Let’s not go to the mall
Retail property deals fell to their lowest ebb since the first six months of 2011. “The 25 retail sales completed in the first half of 2020 largely consisted of small suburban strip malls, strata retail units in new developments and select retail storefronts in popular shopping districts in Vancouver and North Vancouver,” Avison Young explains. “The largest retail sale, the $21.15-million acquisition of two retail buildings at a busy intersection in Coquitlam, was largely based on the likely mixed-use redevelopment potential of the property.”
As the reports points out, property with land value and development potential has driven the retail market over the past five years. Such assets were scarce in the first half, helping drive a decline in deal and dollar volume that began in 2019.

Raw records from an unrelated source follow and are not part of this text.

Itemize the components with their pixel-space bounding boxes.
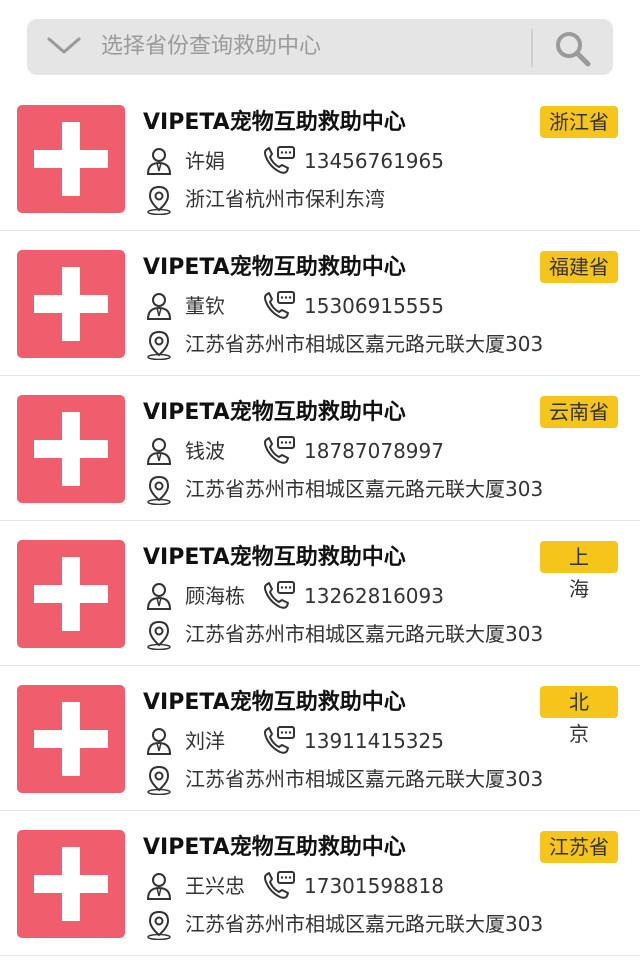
location-pin-icon [147,330,171,360]
list-item[interactable]: VIPETA宠物互助救助中心 上海 顾海栋 13262816093 江苏省苏州市… [0,521,640,666]
medical-cross-icon [17,685,125,793]
search-divider [531,29,533,67]
phone-icon[interactable] [262,870,296,900]
province-badge: 福建省 [540,251,618,283]
location-pin-icon [147,620,171,650]
list-item[interactable]: VIPETA宠物互助救助中心 云南省 钱波 18787078997 江苏省苏州市… [0,376,640,521]
province-badge: 上海 [540,541,618,601]
location-pin-icon [147,475,171,505]
medical-cross-icon [17,105,125,213]
person-icon [146,873,172,900]
contact-name: 钱波 [185,439,225,463]
list-item[interactable]: VIPETA宠物互助救助中心 福建省 董钦 15306915555 江苏省苏州市… [0,231,640,376]
list-item[interactable]: VIPETA宠物互助救助中心 江苏省 王兴忠 17301598818 江苏省苏州… [0,811,640,956]
province-badge: 浙江省 [540,106,618,138]
address: 浙江省杭州市保利东湾 [185,187,385,211]
search-icon[interactable] [552,28,592,68]
center-title: VIPETA宠物互助救助中心 [143,690,406,715]
person-icon [146,728,172,755]
contact-phone[interactable]: 13456761965 [304,147,444,175]
province-badge: 北京 [540,686,618,746]
person-icon [146,293,172,320]
medical-cross-icon [17,395,125,503]
list-item[interactable]: VIPETA宠物互助救助中心 浙江省 许娟 13456761965 浙江省杭州市… [0,86,640,231]
contact-name: 王兴忠 [185,874,245,898]
location-pin-icon [147,765,171,795]
list-item[interactable]: VIPETA宠物互助救助中心 北京 刘洋 13911415325 江苏省苏州市相… [0,666,640,811]
contact-phone[interactable]: 13911415325 [304,727,444,755]
contact-name: 顾海栋 [185,584,245,608]
address: 江苏省苏州市相城区嘉元路元联大厦303 [185,477,544,501]
center-title: VIPETA宠物互助救助中心 [143,255,406,280]
center-title: VIPETA宠物互助救助中心 [143,835,406,860]
location-pin-icon [147,910,171,940]
contact-name: 许娟 [185,149,225,173]
contact-phone[interactable]: 18787078997 [304,437,444,465]
contact-phone[interactable]: 17301598818 [304,872,444,900]
contact-phone[interactable]: 15306915555 [304,292,444,320]
contact-name: 董钦 [185,294,225,318]
search-placeholder[interactable]: 选择省份查询救助中心 [101,28,321,66]
province-badge: 江苏省 [540,831,618,863]
medical-cross-icon [17,830,125,938]
province-badge: 云南省 [540,396,618,428]
rescue-center-list: VIPETA宠物互助救助中心 浙江省 许娟 13456761965 浙江省杭州市… [0,86,640,956]
phone-icon[interactable] [262,290,296,320]
address: 江苏省苏州市相城区嘉元路元联大厦303 [185,622,544,646]
center-title: VIPETA宠物互助救助中心 [143,110,406,135]
chevron-down-icon[interactable] [46,36,82,56]
phone-icon[interactable] [262,435,296,465]
center-title: VIPETA宠物互助救助中心 [143,545,406,570]
address: 江苏省苏州市相城区嘉元路元联大厦303 [185,332,544,356]
medical-cross-icon [17,540,125,648]
address: 江苏省苏州市相城区嘉元路元联大厦303 [185,767,544,791]
person-icon [146,438,172,465]
phone-icon[interactable] [262,725,296,755]
person-icon [146,583,172,610]
contact-name: 刘洋 [185,729,225,753]
center-title: VIPETA宠物互助救助中心 [143,400,406,425]
phone-icon[interactable] [262,145,296,175]
person-icon [146,148,172,175]
medical-cross-icon [17,250,125,358]
phone-icon[interactable] [262,580,296,610]
contact-phone[interactable]: 13262816093 [304,582,444,610]
location-pin-icon [147,185,171,215]
address: 江苏省苏州市相城区嘉元路元联大厦303 [185,912,544,936]
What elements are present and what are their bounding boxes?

Meanwhile, the shuttering of enclosed malls during the COVID lockdown—followed by reduced foot traffic when they reopened—and the rise of e-commerce left investors shy to pursue big traditional retail deals. Here, Avison Young singles out “assets that do not include a redevelopment component and/or lack the stabilized income necessary to carry the asset through multiyear rezoning and development permitting processes.”
Winners and losers
Looking ahead, Avison Young sees demand for industrial and multifamily properties driving the B.C. commercial real estate market for the rest of the year. “On the industrial side, logistics/distribution, e-commerce, select manufacturing related to home improvement, food processing and PPE providers as well as the film/television production industry remain active and eager to acquire/lease industrial space to accommodate demands that have arisen as a result of COVID-19.”
When it comes to retail, the pandemic only made things worse for traditional assets already facing headwinds from e-commerce, the report says. But deals will continue, Avison Young predicts, citing properties such as retail strata units and single-tenant storefronts in established shopping districts. “Retail assets with underlying land value that can be unlocked through mixed-use redevelopment will continue to transact as long as some certainty regarding permitting timelines is provided.”